Financial institutions, especially the banks, are getting more worried about the increasing rate of a new cyber attack called Distributed Denial of Service (DDoS), that has caused huge financial losses running into billions of naira to banks.
Financial institutions expressed worries about further loss of funds to DDoS attacks at a security forum organised by MainOne and Radware in Lagos this week and called for technology solutions that would address the threat.
During a panel session, Head, Infrastructure Services at Skye Bank, Mr. Tagbo Nnoli, said banks suffered major attacks last year from DDoS attacks on banks and that since then, the banks started seeking solutions to address the issue. Aside DDoS attacks, Nnoli said banks also suffered attacks from phishing and social engineering last year, resulting to huge financial losses.
Head, Industry Security Services, Nigeria Inter-Bank Settlement System (NIBBS), Mr. Olufemi Fadairo, who confirmed that banks suffered huge financial losses to cyber attacks last year, however said the rate of losses due to online attacks, were beginning to reduce in 2016, following proactive measures taken by the Central Bank of Nigeria (CBN) and the NIBSS to address financial losses to cyber attacks.
According to Fadairo, “NIBSS tries to protect organisations and in the past five years, there has been improvement on financial security.
We do benchmarking to find out any disruption of a normal pattern of an organisation. By January 2016, we discussed about DDoS attacks on banks where 63 per cent of banks said such attacks would increase, if not mitigated on time.”
Following the threat, we decided to focus on data companies like MainOne that provides data solution for the financial sector, Fadairo said.
The Chief Information Security Officer at MainOne, Mr. Chidi Iwe, however raised the hopes of financial institutions at the forum, when he revealed that MainOne had partnered RadWare, a global security company to mitigate DDoS attacks in the country’s financial sector, by redirecting organisation’s traffic to the MainOne DDoS mitigation platform, from where it keeps organisation data fully protected at all times and maintaining the normal operations of organisations on-premises infrastructure.
He said the service could detect and mitigate zero-day attack within 18 seconds.

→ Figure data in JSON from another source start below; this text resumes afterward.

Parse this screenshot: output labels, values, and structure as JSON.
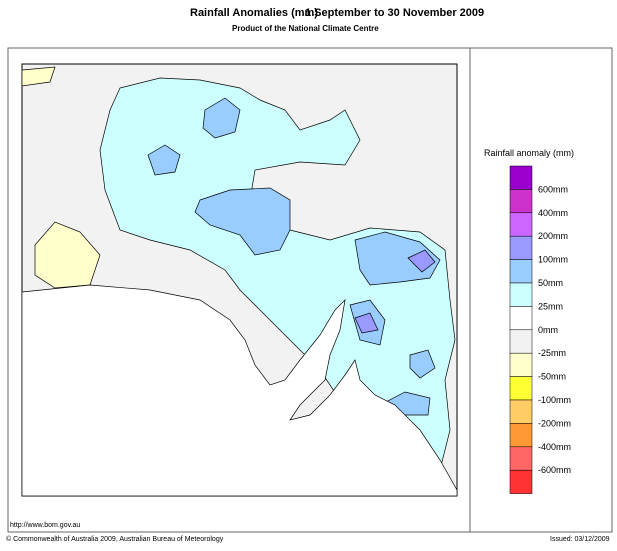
{
  "header": {
    "title": "Rainfall Anomalies (mm)",
    "period": "1 September to 30 November 2009",
    "subtitle": "Product of the National Climate Centre"
  },
  "legend": {
    "title": "Rainfall anomaly (mm)",
    "colors": [
      "#9900cc",
      "#cc33cc",
      "#cc66ff",
      "#9999ff",
      "#99ccff",
      "#ccffff",
      "#ffffff",
      "#f2f2f2",
      "#ffffcc",
      "#ffff33",
      "#ffcc66",
      "#ff9933",
      "#ff6666",
      "#ff3333"
    ],
    "labels": [
      "600mm",
      "400mm",
      "200mm",
      "100mm",
      "50mm",
      "25mm",
      "0mm",
      "-25mm",
      "-50mm",
      "-100mm",
      "-200mm",
      "-400mm",
      "-600mm"
    ]
  },
  "footer": {
    "url": "http://www.bom.gov.au",
    "copyright": "© Commonwealth of Australia 2009, Australian Bureau of Meteorology",
    "issued": "Issued: 03/12/2009"
  }
}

According to Iwe, over 50 per cent of enterprise companies globally, suffered DDoS attacks at the end of 2015, and Nigerian businesses are growing in recent yeas and the focus of attacks is gradually shifting to the Nigerian space.
Although he said most attacks were not reported publicly in the past, but that there has been over 600 per cent growth in reporting attacks in Nigeria in recent times, based on CBN regulation.
Two weeks ago, there was DDoS Attacks in Nigeria. Attacks have caused organisations over $500 billion in recent years, and DDoS attacks are predicted to be on the rise, Iwe said.
He however assured financial institutions that the security solution service agreement it signed with Radware in 2016, would address insecurity issues with DDoS attacks.
MainOne solution therefore monitors DDoS attacks and create alert for the company using the solution, he said, while listing the benefits of the solution to include online reporting, which allows customers to log online to find out what the trends are.
The MainOne solution also offers training for customers in partnership with Radware to boost customer experience. He said capital expenditure CAPEX and operational expenditure OPEX, are completely eliminated by the solution.
The Security Solution Architect at Radware, Mr. Eran Danino, while explaining how DDoS operates, said it first attacks firewalls, destroys it before replicating itself into other components.
He said most organisations are not ready to mitigate DDoS attack because they either have saturated internet pipes, or they lack the security skills to detect and mitigate attacks.
“What we do at Radware is to mitigate the attacks, just as the attackers change their attacking plans regularly,” Danino said.
He explained that there was need for organisations to choose the best protection and draw up a checklist to find out the assets that must be protected first. He said Radware uses two approaches to mitigate DDoS attacks, through hybrid solution and full cloud service solution by protecting data from the cloud.